To understand this, we have to go back to the core of Rust’s guiding philosophy, memory safety, and the mechanism by which Rust guarantees it, the ownership system, and more specifically, borrowing:
You may have one or the other of these two kinds of borrows, but not both at the same time:
- one or more references (
&T) to a resource,- exactly one mutable reference (
&mut T).
So, that’s the real definition of ‘immutability’: is this safe to have two
pointers to? In Arc<T>’s case, yes: the mutation is entirely contained inside
the structure itself. It’s not user facing. For this reason, it hands out &T
with clone(). If it handed out &mut Ts, though, that would be a problem.

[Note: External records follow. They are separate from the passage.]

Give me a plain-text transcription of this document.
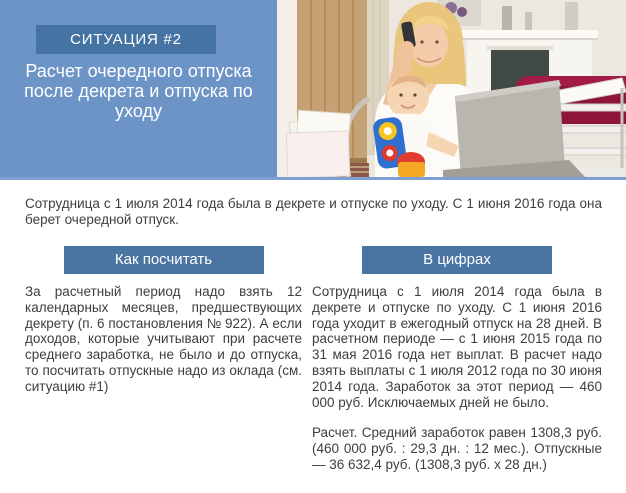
СИТУАЦИЯ #2
Расчет очередного отпуска после декрета и отпуска по уходу
Сотрудница с 1 июля 2014 года была в декрете и отпуске по уходу. С 1 июня 2016 года она берет очередной отпуск.
Как посчитать

За расчетный период надо взять 12 календарных месяцев, предшествующих декрету (п. 6 постановления № 922). А если доходов, которые учитывают при расчете среднего заработка, не было и до отпуска, то посчитать отпускные надо из оклада (см. ситуацию #1)

В цифрах

Сотрудница с 1 июля 2014 года была в декрете и отпуске по уходу. С 1 июня 2016 года уходит в ежегодный отпуск на 28 дней. В расчетном периоде — с 1 июня 2015 года по 31 мая 2016 года нет выплат. В расчет надо взять выплаты с 1 июля 2012 года по 30 июня 2014 года. Заработок за этот период — 460 000 руб. Исключаемых дней не было.

Расчет. Средний заработок равен 1308,3 руб. (460 000 руб. : 29,3 дн. : 12 мес.). Отпускные — 36 632,4 руб. (1308,3 руб. x 28 дн.)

Other types, like the ones in the std::cell module, have the
opposite: interior mutability. For example:
use std::cell::RefCell;
let x = RefCell::new(42);
let y = x.borrow_mut();
RefCell hands out &mut references to what’s inside of it with the
borrow_mut() method. Isn’t that dangerous? What if we do:
use std::cell::RefCell;
let x = RefCell::new(42);
let y = x.borrow_mut();
let z = x.borrow_mut();
# (y, z);
This will in fact panic, at runtime. This is what RefCell does: it enforces
Rust’s borrowing rules at runtime, and panic!s if they’re violated. This
allows us to get around another aspect of Rust’s mutability rules. Let’s talk
about it first.
Field-level mutability
Mutability is a property of either a borrow (&mut) or a binding (let mut).

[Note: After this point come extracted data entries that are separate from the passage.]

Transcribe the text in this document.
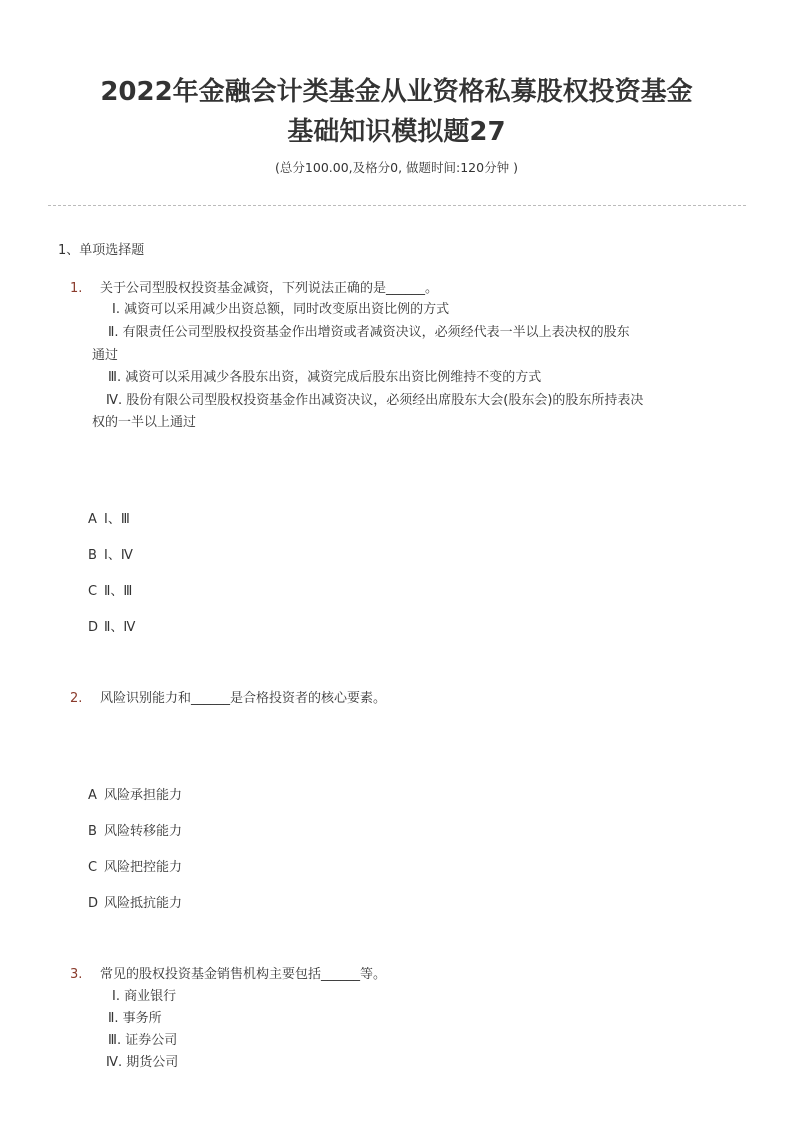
2022年金融会计类基金从业资格私募股权投资基金
基础知识模拟题27
(总分100.00,及格分0, 做题时间:120分钟 )
1、单项选择题
1. 关于公司型股权投资基金减资，下列说法正确的是______。
Ⅰ. 减资可以采用减少出资总额，同时改变原出资比例的方式
Ⅱ. 有限责任公司型股权投资基金作出增资或者减资决议，必须经代表一半以上表决权的股东
通过
Ⅲ. 减资可以采用减少各股东出资，减资完成后股东出资比例维持不变的方式
Ⅳ. 股份有限公司型股权投资基金作出减资决议，必须经出席股东大会(股东会)的股东所持表决
权的一半以上通过
A Ⅰ、Ⅲ
B Ⅰ、Ⅳ
C Ⅱ、Ⅲ
D Ⅱ、Ⅳ
2. 风险识别能力和______是合格投资者的核心要素。
A 风险承担能力
B 风险转移能力
C 风险把控能力
D 风险抵抗能力
3. 常见的股权投资基金销售机构主要包括______等。
Ⅰ. 商业银行
Ⅱ. 事务所
Ⅲ. 证券公司
Ⅳ. 期货公司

This means that, for example, you cannot have a struct with
some fields mutable and some immutable:
struct Point {
x: i32,
mut y: i32, // nope
}
The mutability of a struct is in its binding:
struct Point {
x: i32,
y: i32,
}
let mut a = Point { x: 5, y: 6 };
a.x = 10;
let b = Point { x: 5, y: 6};
b.x = 10; // error: cannot assign to immutable field `b.x`
However, by using Cell<T>, you can emulate field-level mutability:
use std::cell::Cell;
struct Point {
x: i32,
y: Cell<i32>,
}
let point = Point { x: 5, y: Cell::new(6) };
point.y.set(7);
println!("y: {:?}", point.y);
This will print y: Cell { value: 7 }. We’ve successfully updated y.